У него была единственная просьба: "Напиши на камне, который будет лежать надо мной, что я был счастливым человеком. Меня любили. Самая страшная мука, когда тебя не любят". (Молчит.) Такая короткая наша жизнь… Миг! Я вижу, как смотрит моя старенькая мама вечером в сад… какими глазами…
Долго сидим молча.
Не могу… не умею без него жить… А за мной опять ухаживают. Дарят цветы.
На следующий день - неожиданный звонок.
- Всю ночь плакала… мычала от боли… Я все время уходила… уходила… убегала в другую сторону. Я еле выжила… А вчера туда опять вернулась… меня вернули… Ходила вся забинтованная, стала раскручивать эти бинты, оказывается ничего не зажило. Я думала, что под этими бинтами у меня уже новая кожа, а ничего этого нет. Ничего не заросло. Никуда оно не ушло… все, что было… Я боюсь это кому-то отдать. Никто не удержит. Обыкновенными руками это не удержать…
История одного детства
Мария Войтешонок, писательница, 57 лет
- Я - осадница. Я родилась в семье ссыльного польского офицера-осадника (osadnik - по-польски "поселенец", получивший земли на Восточных Кресах после окончания советско-польской войны в 1921 году). А в 1939 году (секретный протокол пакта Молотова - Риббентропа) Западную Беларусь присоединили к СССР, и тысячи осадников-колонистов вместе со своими семьями были сосланы в Сибирь как "опасный политический элемент" (из записки Берии - Сталину). Но это большая история, а у меня своя… маленькая…
Не знаю дня своего рождения… и даже года… Все у меня приблизительное. Не нашла никаких документов. Я есть, и меня нет. Не помню ничего и помню все. Я думаю, что мама уезжала беременная мной. Почему? Меня всегда волнуют паровозные гудки… и запах шпал… и плач людей на станциях… Могу ехать хорошим, фирменным поездом, но прогрохочет рядом товарняк, и у меня слезы. Не в силах видеть вагоны для скота, слышать рев животных… Нас увозили в этих вагонах. Меня еще не было. И я была. У меня в снах нет лиц… сюжетов… все мои видения из звуков… запахов…

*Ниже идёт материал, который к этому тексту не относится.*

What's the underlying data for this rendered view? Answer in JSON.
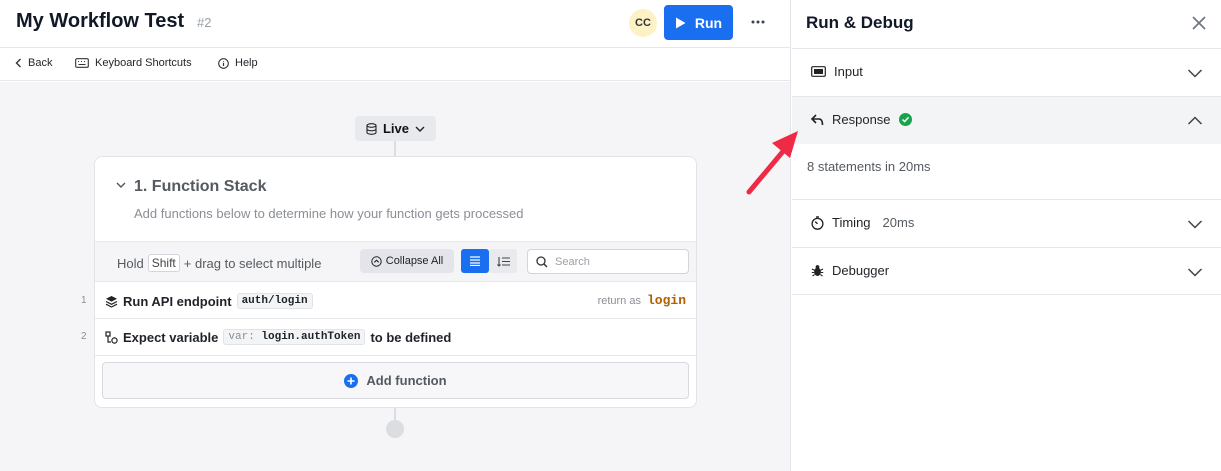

Алтайский край. Город Змеиногорск, река Змеевка… Ссыльных сгрузили за городом. У озера. Жить стали в земле. В землянках. Я родилась под землей, выросла там. Земля мне с детства пахнет домом. Течет с потолка, отрывается ком земли, упал и скачет ко мне. Это - лягушка. Но я маленькая, я еще не знаю, кого надо бояться. Сплю с двумя козочками, на теплой подстилке из козьего "горошка"… Первое слово "ме-е-е"… первые звуки… а не "ма"… "мама". Старшая сестра Владя вспоминала, как я удивлялась, что козочки не говорят, как мы. Мое недоумение. Они казались мне равными. Мир был целостный, неразделенный. Я и сейчас я не чувствую этой разницы между нами, между людьми и животными. Всегда разговариваю с ними… и они меня понимают… А жучки, паучки… они тоже были рядом… такие цветные, такие раскрашенные жучки. Мои игрушки. Весной мы вместе выбирались на солнце, ползали по земле, искали еду. Грелись. А зимой обмирали, как деревья, впадали в спячку от голода. У меня своя школа, меня учили не только люди. Я слышу и деревья, и траву. Больше всего в жизни мне интересны животные, действительно интересны. Как мне отделиться от того мира… от тех запахов… Не могу. Вот наконец солнце! Лето! Я - наверху… вокруг красота ослепительная, и никто никому не готовит никакой еды. И еще все звучит, все в красках. Я пробую на вкус каждую травинку, листок… цветок… все корешки… белены раз наелась, чуть не умерла. Целые картины в памяти… Помню гору "Синяя борода" и синий свет на этой горе… освещение… Свет шел именно с левой стороны, со склона. Шел он сверху вниз… Какие это были зрелища! Боюсь, что у меня не хватит таланта это передать. Воскресить. Слова - это только дополнение к состоянию. К нашим чувствам. Красные маки, лилии-саранки, марьин корень… Все это расстилалось перед глазами. Под ногами. Или другая картина… Я сижу возле какого-то дома. По стене ползет солнечное пятно… и оно разных цветов… все время меняется. Долго-долго сижу на том месте. Если бы не эти краски, я бы, наверное, умерла. Не выжила. Не помню, что мы ели… была ли у нас какая-нибудь человеческая еда…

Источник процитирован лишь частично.